Antibiotic prophylaxis and precautions against risk factors are important to prevent infections after spinal surgery with instrumentation. Pull ter Gunne [
12] found that an anterior approach was a protective factor. Isolated anterior surgical approaches were associated with a 1.7% risk of SSI, whereas any surgery that included a posterior spinal approach was associated with a minimum of 4.4% risk of infection. To address the complication of diabetes, Dubberke et al. [
28] found that tight regulation of blood sugar pre-operatively may decrease the risk of SSI. To decrease the risk of infection when estimated blood loss (EBL) is greater than 1 l, some authors [
12,
29] recommend minimising EBL in any surgical procedure, decreasing the need for nonautologous blood transfusions.

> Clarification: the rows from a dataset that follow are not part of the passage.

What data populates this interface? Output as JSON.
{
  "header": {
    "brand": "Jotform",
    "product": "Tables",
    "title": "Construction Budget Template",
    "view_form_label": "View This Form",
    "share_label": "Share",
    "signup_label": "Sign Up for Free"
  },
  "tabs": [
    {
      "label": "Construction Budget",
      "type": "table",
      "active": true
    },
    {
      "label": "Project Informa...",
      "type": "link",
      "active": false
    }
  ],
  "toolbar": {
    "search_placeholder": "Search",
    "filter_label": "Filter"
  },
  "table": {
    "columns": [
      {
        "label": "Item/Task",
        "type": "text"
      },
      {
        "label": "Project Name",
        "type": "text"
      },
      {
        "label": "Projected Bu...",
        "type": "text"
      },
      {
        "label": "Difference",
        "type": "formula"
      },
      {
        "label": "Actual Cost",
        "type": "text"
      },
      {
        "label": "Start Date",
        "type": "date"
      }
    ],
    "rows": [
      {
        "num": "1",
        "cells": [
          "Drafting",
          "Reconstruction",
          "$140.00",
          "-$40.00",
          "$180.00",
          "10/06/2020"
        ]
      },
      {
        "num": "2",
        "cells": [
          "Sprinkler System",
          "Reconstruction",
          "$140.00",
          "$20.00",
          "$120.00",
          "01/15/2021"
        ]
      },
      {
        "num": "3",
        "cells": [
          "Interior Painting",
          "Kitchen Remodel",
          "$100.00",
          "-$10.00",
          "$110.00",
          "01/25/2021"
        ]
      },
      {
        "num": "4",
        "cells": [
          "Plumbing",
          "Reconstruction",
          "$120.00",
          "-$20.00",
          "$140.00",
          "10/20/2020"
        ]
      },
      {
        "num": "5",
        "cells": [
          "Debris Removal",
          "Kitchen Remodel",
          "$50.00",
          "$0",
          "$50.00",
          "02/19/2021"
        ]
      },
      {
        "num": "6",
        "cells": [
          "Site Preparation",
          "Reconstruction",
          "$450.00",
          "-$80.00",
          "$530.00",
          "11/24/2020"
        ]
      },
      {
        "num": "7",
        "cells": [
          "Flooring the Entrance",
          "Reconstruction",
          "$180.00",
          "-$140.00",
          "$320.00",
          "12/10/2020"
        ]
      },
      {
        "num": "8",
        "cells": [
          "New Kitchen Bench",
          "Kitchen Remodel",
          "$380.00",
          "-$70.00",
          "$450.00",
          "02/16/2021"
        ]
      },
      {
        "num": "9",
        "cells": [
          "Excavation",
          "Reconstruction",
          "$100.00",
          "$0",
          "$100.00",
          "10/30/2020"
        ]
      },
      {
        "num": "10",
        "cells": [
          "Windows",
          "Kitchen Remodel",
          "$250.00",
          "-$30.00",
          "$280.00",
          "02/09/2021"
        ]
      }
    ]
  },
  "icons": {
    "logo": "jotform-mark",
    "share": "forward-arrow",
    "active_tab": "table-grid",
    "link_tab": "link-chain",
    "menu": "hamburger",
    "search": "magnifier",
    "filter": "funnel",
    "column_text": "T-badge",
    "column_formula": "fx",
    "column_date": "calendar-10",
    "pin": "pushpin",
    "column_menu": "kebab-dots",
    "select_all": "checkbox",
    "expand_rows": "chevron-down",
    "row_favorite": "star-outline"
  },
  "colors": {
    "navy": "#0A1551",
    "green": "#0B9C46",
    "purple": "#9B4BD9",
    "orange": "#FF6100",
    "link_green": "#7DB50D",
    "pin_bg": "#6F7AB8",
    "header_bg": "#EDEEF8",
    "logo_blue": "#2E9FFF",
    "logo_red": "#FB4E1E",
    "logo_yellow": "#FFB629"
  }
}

They found that nonautologous blood transfusions produced immune suppression in the recipient. When the patient had a history of prior infection, Pull ter Gunne [
12] attempted to determine the organism that caused the previous SSI and its antibiotic sensitivities in order to modify the antibiotic regimen. A meta-analysis was published by Barker [
30] in which he evaluated six randomised controlled trials into which a total of 843 patients were enrolled. The difference between the raw pooled infection rate (2.2% in the antibiotic group and 5.9% in the no antibiotic group) was statistically significant. The results suggest that prophylaxis is beneficial in terms of reducing the incidence of operative-site infections following spinal surgery. Ho et al. [
9] changed their antibiotic protocol from cefazolin to vancomycin and ceftazidime as prophylactic antibiotics for posterior spinal fusions in order to cover
Staphylococcus epidermis (the most frequently found causative organism in their study). They use, in addition, jet lavage irrigation with detergent solution [
31] before closure, with early results suggesting a much smaller infection rate. Another preventive measure was described by Cheng et al. [
32] in a prospective, randomised study. They found that irrigation of the spinal wound with dilute Betadine solution completely prevented infection in a group of 208 patients compared with a 2.9% rate in 206 patients who did not have Betadine irrigation. Concerning obese patients, the Surgical Care Improvement Project (SCIP) advisory panel recommends a 2-g dose of cefazolin for prophylaxis in patients who weigh over 80 kg. Given the minimal side effects of cefazolin in nonallergic patients, it appears reasonable to give 2 g to all patients weighing more than 80 kg to decrease the risk of SSIs associated with obesity.